Heart Berkshire

Reading; England;
- Broadcast area: Berkshire and north Hampshire
- Frequencies: FM: 97.0, (Reading) 102.9 (Basingstoke and West Berkshire) 103.4 (Henley-on-Thames) MHz DAB: 12D (Reading and Basingstoke)
- RDS: HEART
- Branding: Heart

Programming
- Format: Hot AC

History
- First air date: 8 March 1976
- Last air date: 9 July 2010
- Former names: Radio 210 (1976–1988) 210-FM (1988–1994) 2-Ten FM (1994–2009)
- Former frequencies: 1431 MW

= Heart Berkshire =

Heart Berkshire (formerly 2-Ten FM) was an Independent Local Radio station, serving Berkshire and North Hampshire from studios in Reading.

==About==
Launched as Radio 210 (Two-One-Oh), the station commenced broadcasting in March 1976 on its medium-wave frequency of 210 metres (1,431 kHz). It later became known as 210-FM, later as 2-Ten FM, and was part of The One Network group of stations owned and operated by Global Radio by 2008. The station was rebranded a year later as part of the Heart Network.

==History==
The original parent company, Radio Kennet had won the licence to broadcast as far back as 1974, but plans for the station to float on the London Stock Exchange as soon as it commenced broadcasting failed as it did not raise enough funding. Radio Kennet returned in 1976 as Thames Valley Broadcasting.

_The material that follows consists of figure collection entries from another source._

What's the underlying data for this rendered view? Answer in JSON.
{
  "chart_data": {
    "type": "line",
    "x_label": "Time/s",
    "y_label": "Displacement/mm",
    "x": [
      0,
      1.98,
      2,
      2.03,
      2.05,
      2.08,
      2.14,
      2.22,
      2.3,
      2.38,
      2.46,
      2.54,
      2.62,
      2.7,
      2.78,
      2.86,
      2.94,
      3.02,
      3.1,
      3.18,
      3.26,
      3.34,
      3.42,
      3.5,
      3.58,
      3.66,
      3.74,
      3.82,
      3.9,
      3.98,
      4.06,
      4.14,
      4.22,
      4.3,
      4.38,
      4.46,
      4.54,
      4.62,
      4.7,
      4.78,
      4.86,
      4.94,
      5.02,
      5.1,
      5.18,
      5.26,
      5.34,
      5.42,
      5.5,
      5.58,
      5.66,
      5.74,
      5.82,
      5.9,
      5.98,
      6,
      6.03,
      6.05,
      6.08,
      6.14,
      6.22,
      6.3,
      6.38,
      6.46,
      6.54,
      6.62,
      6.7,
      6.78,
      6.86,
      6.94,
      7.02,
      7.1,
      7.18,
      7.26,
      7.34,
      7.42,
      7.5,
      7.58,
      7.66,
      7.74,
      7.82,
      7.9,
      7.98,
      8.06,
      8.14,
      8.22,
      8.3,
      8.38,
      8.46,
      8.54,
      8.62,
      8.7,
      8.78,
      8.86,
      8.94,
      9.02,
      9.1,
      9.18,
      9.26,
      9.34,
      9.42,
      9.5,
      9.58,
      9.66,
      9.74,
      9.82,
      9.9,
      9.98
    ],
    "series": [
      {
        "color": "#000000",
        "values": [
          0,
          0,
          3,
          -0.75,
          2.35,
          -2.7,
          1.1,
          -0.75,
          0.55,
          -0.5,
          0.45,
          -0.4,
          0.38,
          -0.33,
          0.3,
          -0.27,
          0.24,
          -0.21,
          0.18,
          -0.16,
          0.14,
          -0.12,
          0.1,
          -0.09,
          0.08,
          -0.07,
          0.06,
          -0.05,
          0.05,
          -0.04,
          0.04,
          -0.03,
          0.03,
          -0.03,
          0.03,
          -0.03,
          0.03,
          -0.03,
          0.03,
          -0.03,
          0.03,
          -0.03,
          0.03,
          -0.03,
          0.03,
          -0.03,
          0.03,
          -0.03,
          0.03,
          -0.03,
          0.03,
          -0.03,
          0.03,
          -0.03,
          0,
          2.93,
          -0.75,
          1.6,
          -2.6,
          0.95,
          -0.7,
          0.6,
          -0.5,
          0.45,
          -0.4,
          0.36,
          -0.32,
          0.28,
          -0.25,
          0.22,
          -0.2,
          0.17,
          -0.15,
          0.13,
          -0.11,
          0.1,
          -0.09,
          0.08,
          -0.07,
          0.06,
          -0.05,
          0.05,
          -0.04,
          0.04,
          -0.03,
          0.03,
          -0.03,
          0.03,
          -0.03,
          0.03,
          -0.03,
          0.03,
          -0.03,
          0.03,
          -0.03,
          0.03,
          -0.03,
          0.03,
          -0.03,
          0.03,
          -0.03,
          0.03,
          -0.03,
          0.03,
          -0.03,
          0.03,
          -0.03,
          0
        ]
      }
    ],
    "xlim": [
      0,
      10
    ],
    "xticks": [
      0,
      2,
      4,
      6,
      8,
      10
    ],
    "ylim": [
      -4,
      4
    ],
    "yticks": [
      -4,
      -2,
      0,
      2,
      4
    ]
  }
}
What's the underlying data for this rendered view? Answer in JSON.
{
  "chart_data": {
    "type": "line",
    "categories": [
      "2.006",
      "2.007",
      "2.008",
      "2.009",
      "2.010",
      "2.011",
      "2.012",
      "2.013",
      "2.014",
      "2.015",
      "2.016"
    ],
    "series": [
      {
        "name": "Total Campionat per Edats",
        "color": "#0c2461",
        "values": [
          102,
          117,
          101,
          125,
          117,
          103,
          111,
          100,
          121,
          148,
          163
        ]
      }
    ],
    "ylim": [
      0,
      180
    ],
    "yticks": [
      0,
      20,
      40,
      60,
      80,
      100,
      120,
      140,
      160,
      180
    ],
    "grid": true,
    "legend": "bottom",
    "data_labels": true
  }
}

Radio 210 first broadcast on 8 March 1976 at 6 a.m. Former BBC Radio 2 DJ Paul Hollingdale played the Carpenters record "We've Only Just Begun" at the start of his four-hour breakfast show. Other early presenters were Steve Wright, Mike Read, Tony Fox, Steve Crozier ("Yer Man Croze"), Howard Pearce, Mike Matthews, John Flower, Tony Holden, Steve Wood, Phil Coope, Chris Hall, Chris Kelly, Mike Quinn, Dave Glass, John Hayes (deceased), Gavin McCoy, Bob Morrison, Graham Ledger, Mike Sanderson (the Folk Show), Martin Dean (the Soul Show) and news editor David Addis. Rising stars Mike Read and Steve Wright co-hosted the Read & Wright Show at weekends before gaining daily shows and later pursuing high-profile careers on BBC Radio 1. Howard Pearce also followed Read & Wright's route to the national networks, first to Radio Luxembourg and later the BBC. Other presenters made the opposite move, leaving the BBC to join Radio 210, including Bob Harris and David Hamilton, the latter having defected from BBC Radio 2 because of changes in that station's music policy.

Radio 210 initially only served Reading with a transmitter on 97.0 MHz FM on top of The Butts shopping centre; however that changed when it began broadcasting from the Hannington transmitter on a second frequency of 102.9 MHz at midday 1 January 1987 to serve a wider area of Berkshire and north Hampshire, with a Henley-on-Thames relay added in 1997. Classic Gold gained a new AM transmitter in 1996 on 1485kHz, broadcasting to West Berkshire and North Hampshire from a site in Newbury.

==Split frequencies==
In 1990, Radio 210 split frequencies (as required then to do so by Government due to a radio act recently passed to end simulcasting) to provide two services – 210-FM (Now broadcasting as Heart South) and 210 Classic Gold Radio. The AM transmitter was actually a relay of Brunel Classic Gold's service from Bristol. Also, broadcast to Bournemouth, Devon, & Swindon. It took a couple of networked shows. One Sunday Lunchtime show with David Hamilton, and also Jimmy Savile's Saviles Travels (1990–92). It stopped taking that because it was said that they preferred to broadcast their own shows. Classic Gold featured slightly more known presenters like Tony Gillham (head of music), and Trevor Fry. Paul Burnett joined in 1996, and Tony Blackburn a few years later. They were both dropped in July 2007, when Classic Gold was taken over by GCap Media, and became known as Gold.

Radio 210 claimed to be "the only comprehensive travel service in the Thames Valley and North Hampshire". The station broadcast news bulletins on the hour every hour and regional news during certain points throughout the day.

==Network restructuring==
On 21 June 2010, Global Radio announced plans to merge Heart Berkshire with Heart Oxfordshire as part of plans to reduce the Heart network of stations from 33 to 15. The new station, Heart Thames Valley began broadcasting from Reading on 9 July 2010.